The team’s answer was to use the comic book form. As a type of
literature that is easy to read and accessible, but also quite mobile in
how it is read, using comics took into account the different entry points and
directions of movement from which the story could be approached and interpreted
in the station. This depth of engagement was facilitated by the comic’s physical
presence as a public art exhibition; though the physicality of the comic
panels also brought practical challenges. Giada recalled finding all the
exhibition panels face down on the ground only the morning after mounting them
for display, and consequently having to change the way they were stuck up. The
team were also concerned that members of the public writing on the panels might
obscure the material shown.
In the end, the physical positioning of the panels in the station
successfully engaged diverse audiences of academics, travellers and residents
through a series of intentional and accidental encounters with the artwork.

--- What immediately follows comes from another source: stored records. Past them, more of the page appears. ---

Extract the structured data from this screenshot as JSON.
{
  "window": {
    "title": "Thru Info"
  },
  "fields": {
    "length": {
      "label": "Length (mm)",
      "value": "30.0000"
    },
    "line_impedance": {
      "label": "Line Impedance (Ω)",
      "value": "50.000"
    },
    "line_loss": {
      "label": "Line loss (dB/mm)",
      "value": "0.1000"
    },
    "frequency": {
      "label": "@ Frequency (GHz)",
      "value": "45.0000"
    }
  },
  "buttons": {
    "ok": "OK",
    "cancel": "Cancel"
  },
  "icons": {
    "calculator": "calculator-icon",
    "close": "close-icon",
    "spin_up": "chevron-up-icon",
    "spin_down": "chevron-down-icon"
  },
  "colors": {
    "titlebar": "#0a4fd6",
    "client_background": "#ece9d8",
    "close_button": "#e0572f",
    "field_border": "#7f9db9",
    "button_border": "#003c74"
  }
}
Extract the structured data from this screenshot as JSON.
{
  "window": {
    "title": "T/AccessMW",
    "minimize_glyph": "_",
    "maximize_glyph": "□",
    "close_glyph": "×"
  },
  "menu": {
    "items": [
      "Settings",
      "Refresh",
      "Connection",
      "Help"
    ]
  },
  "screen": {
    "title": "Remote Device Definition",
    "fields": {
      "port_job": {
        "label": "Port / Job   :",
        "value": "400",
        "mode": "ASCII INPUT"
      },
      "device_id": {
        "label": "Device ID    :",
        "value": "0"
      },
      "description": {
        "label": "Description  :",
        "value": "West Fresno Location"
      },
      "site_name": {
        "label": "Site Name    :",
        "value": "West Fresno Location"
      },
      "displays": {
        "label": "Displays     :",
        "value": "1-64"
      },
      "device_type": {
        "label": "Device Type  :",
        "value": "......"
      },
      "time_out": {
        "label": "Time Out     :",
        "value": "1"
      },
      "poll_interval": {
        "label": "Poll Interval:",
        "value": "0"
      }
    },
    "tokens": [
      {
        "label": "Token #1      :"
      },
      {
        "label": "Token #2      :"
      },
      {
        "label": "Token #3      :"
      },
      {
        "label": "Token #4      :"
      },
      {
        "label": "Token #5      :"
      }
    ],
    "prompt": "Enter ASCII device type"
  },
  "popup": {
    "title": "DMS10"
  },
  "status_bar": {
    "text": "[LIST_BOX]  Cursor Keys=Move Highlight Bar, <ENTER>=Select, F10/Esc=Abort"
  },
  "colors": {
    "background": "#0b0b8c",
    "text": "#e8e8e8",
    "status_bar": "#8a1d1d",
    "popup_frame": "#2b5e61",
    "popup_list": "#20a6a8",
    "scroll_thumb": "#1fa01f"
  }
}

Creative geographical approaches such as those adopted in Street
Geography, Giada contended, demonstrate how encounters between geography
and art can engage wider communities with the discipline, by seeing it as a
creative approach towards understanding spaces that incorporates their materialities and affects,
as well as the personal experiences of researchers.
The three presentations were followed by a panel discussion, which
picked up on points of crossover between Nattie, Lucrezia and Giada’s work.
In a conversation on what the spatial perspective of
geography can offer literature, our presenters considered the complex
relationship between ‘real’ physical spaces and how they are represented in
fiction. They reflected on how geographical approaches and (creative)
methodologies that investigate the spaces of readers, writers and publishers,
such as Innes Keighren’s work on geographies of the book (e.g. Keighren, 2013),
can attend to the ways in which literary representations of space are
implicated within the wider social, political and material processes through
which different literatures are produced and consumed.
It was also suggested that the themes of mobility and non-linearity within
geographical thought can help with understanding how the form of
a text interacts with the way its geographies are experienced by the work’s
creators and readers. Our presenters concurred that such experiences of
literature have become increasingly non-linear, through both the unique and
interactive forms of consumption that digital technology enables, as well as
postmodernist trends in literature that have sought to think beyond linear
constructions of narrative.
Thank you to all three of our presenters for sharing some fascinating
insights from their research, and for all they have contributed as visiting
scholars to our research community in the Social, Cultural and Historical
Geography Research Group during their time at Royal Holloway.
Lucrezia Lopez, Nattie Golubov and Giada Peterle |
Bibliography
Cole, T. (2017) Blind Spot. London: Faber & Faber.
Hawkins, H. (2013) “Geography and art: An expanding field: Site, the
body, and practice” Progress in Human Geography 37(1):
52-71.
Jason (2017) On the Camino. Seattle: Fantagraphics.
Keighren, I.M. (2013) Geographies of the book: review and
prospect. Geography Compass 7(11): 745-758.
Madge, C. (2014) “On the creative (re)turn to geography: poetry,
politics and passion” Area 46(2): 178-185.